Valore Ambiente ha raccolto oltre 73 mila tonnellate di rifiuti nel Comune di Vicenza (quasi 8 mila in più) di cui 38 mila provenienti dalla raccolta differenziata, che migliora ulteriormente rispetto al 2009 portando l’indice di differenziata al 53,5%.
AIM Servi a Rete
ha distribuito 184 milioni di metri cubi di gas e oltre un milione di megawatt di energia elettrica. Aumenta anche il gas distribuito a Treviso, pari a oltre 77 milioni di metri cubi riconsegnati a quasi 40 mila punti.
La divisione Valore Città si è fatta carico di un milione 232 mila metri quadri di verde e di 1.572 alloggi popolari, e ha garantito la gestione e la manutenzione anche di stabili comunali, edifici scolastici e uffici. Nel corso dell’anno, nella manutenzione stradale, sono stati effettuati oltre 8.000 interventi di sistemazione per buche, avvallamenti o ammaloramenti provocati da eventi atmosferici o dall’alluvione.
I mezzi di Aim Mobilità hanno percorso quasi 5 milioni  di chilometri, trasportando 10,5 milioni di passeggeri, a fronte di 2,1 milioni di biglietti e di 75.584 abbonamenti venduti.
La divisione Sosta, infine, ha gestito sei parcheggi a sbarra con 1,3 milioni di auto entrate, mentre sono state 7.844 le sanzioni elevate nell’anno.

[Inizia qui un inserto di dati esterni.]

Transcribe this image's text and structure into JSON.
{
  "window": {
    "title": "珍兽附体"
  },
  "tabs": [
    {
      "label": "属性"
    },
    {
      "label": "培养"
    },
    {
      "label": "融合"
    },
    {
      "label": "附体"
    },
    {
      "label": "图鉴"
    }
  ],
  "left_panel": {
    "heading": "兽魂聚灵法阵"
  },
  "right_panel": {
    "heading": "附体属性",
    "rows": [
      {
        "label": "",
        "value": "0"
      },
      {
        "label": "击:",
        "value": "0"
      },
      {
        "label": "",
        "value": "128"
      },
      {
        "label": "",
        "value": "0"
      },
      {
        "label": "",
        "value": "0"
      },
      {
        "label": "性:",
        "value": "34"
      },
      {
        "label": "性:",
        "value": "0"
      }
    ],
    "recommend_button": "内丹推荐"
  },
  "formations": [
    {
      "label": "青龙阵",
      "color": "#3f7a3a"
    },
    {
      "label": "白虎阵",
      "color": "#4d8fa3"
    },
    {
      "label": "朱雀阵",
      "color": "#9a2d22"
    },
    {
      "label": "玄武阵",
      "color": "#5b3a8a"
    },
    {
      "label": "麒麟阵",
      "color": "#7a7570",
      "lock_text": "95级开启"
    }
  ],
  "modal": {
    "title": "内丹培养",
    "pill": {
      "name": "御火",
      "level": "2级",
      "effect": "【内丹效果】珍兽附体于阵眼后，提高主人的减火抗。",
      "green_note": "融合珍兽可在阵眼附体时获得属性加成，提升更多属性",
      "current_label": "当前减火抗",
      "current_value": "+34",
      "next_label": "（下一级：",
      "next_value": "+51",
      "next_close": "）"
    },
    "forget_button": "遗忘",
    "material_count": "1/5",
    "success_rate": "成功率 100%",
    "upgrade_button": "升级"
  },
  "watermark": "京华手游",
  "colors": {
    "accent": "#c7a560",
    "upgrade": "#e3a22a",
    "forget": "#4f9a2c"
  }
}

Dati economico-patrimoniali
Il valore della produzione del Gruppo e costi esterni della produzione (al netto di operazioni transitorie di acquisto e vendite gas prive di marginalità significativa) si attestano rispettivamente a 250 milioni e 163 milioni. Il valore aggiunto passa da 72 milioni del 2009 ad 87 milioni del 2010, come pure l’Ebitda (l'utile prima degli oneri finanziari) passa da 31,3 a 38,6 milioni con un incremento di oltre il 23%. Il risultato prima delle imposte, dopo avere operato accantonamenti a fondi per oltre 7 milioni di euro, ammonta a 7,5 milioni di euro; le imposte dell’esercizio a 4,9 milioni, il risultato netto di competenza del gruppo è di 2,4 milioni di euro, decisamente migliore rispetto agli 1,6 milioni dell’esercizio precedente. A fronte di operazioni straordinarie effettuate, come ad esempio la fusione di Aim Servizi a rete di Amcps, le immobilizzazioni passano da 240 a 337 milioni nel 2010, così come il patrimonio netto sale da 80 a 147 milioni di euro, confermando così una evidente maggiore solidità patrimoniale del Gruppo. Infine, l’indebitamento nei confronti del sistema bancario, a breve e medio-lungo termine, si riduce da 139 a 130 milioni di euro.

Al servizio della città
In sede di rendiconto del bilancio consuntivo 2010 va considerato lo sforzo che il Gruppo, e in particolare il suo "capitale umano" hanno  profuso in seguito all’alluvione dell’1 novembre 2010. Grazie a impegno e senso di responsabilità, sono state raccolte e smaltite in una settimana 2.800 tonnellate di rifiuti in più rispetto alle 2.700 trattate di norma; sono stati sostituiti 1.500 contatori di energia elettrica e ripristinati altri 2.500;  sono state rimesse in funzione 40 cabine di media tensione, allagate; sono stati confezionati e distribuiti oltre 12 mila sacchetti di sabbia. Dipendenti e addetti delle società del Gruppo Aim si sono posti al servizio della città e hanno preso parte alla pulizia delle strade e al riordino delle case allagate, per accelerare il ritorno alla normalità.